Most of the consultants declined to address concerns about their relationships with banks. Promontory, which has done consulting work for Bank of America in the past, was the only one contacted by American Banker that was willing to discuss its process. It has no other current engagements and says it's now in everyone's interest to clean up past mistakes.
"Bank of America has been entirely open with us," says Elizabeth McCaul, the head of Promontory's New York office and an architect of its foreclosure review program. "They [bank executives] have not made it difficult for us to do the review despite the intrusiveness of it."
The sizable role that some banks have been permitted to play in the reviews became clear last November, when Congressional pressure forced the OCC to release engagement letters detailing the work consultants had been hired to do. Some outlined review methodologies that relied on the banks themselves to do much of the job.
Bank of America's agreement with Promontory, for example, put the bank in charge of compiling loan files that it would pass on and making initial recommendations about which individual borrowers had been harmed, ProPublica reported last month. Promontory retained the right to make the final call on borrower harm and compensation. Before that, however, Bank of America was given the opportunity to propose "revisions" to the reviewer's judgment before each review was settled.

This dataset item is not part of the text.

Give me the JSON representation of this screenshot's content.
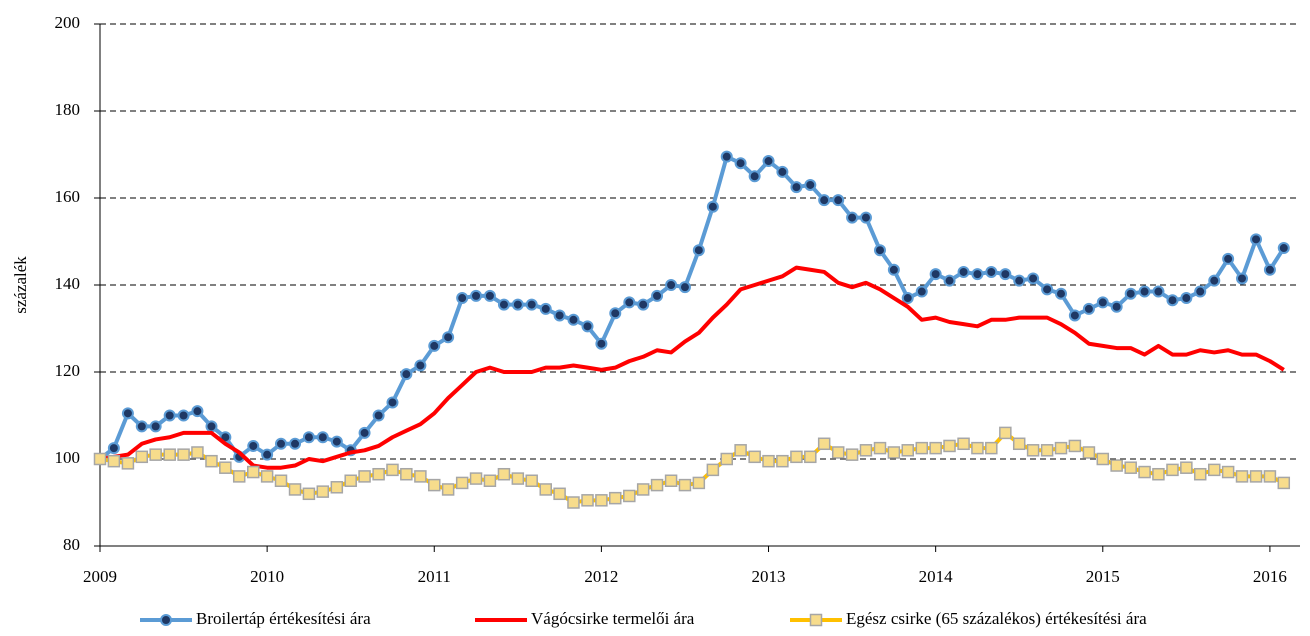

The OCC, Promontory and Bank of America have argued that the engagement letter is outdated. All insisted first to ProPublica, and then to American Banker, that the bank's role was merely to gather and stage files in order to speed up the process.
"We are the only ones doing the review. That's a fact," says McCaul. "I've never seen a recommendation [from B of A] as to whether harm occurred."
In contrast, three B of A employees who did OCC foreclosure reviews tell American Banker that their duties involved both gathering files and offering recommendations about whether borrowers had legitimate claims. All three have since left the bank.
The facilities where the employees worked were overseen by bank executives and visited only every few weeks by a Promontory official, they say. One such facility was located inside a shuttered cafeteria on the largely empty Agoura Hills, Calif., corporate campus formerly owned by Countrywide Financial.
"If [Promontory and the OCC] wanted a truly independent foreclosure review, they should have had it offsite with no bank employees in the building," says one of the former B of A employees.
Postings for jobs inside Bank of America that involved foreclosure reviews appear to back up the view that that bank was effectively reviewing itself. A description of the duties of a B of A File Reviewer III, for example, includes collaborating with Promontory and providing "a recommendation whether or not any errors … resulted in financial injury to the borrower or the mortgagee," according to a B of A job posting announcement found by American Banker and confirmed by Promontory.
"I think what I should do is do some research," McCaul said when asked about the job description.
Promontory later said that the job descriptions it had previously described as current were also outdated, and had been changed. The company did not offer the new language, however, and the version described above continues to be used in job postings for foreclosure reviewers.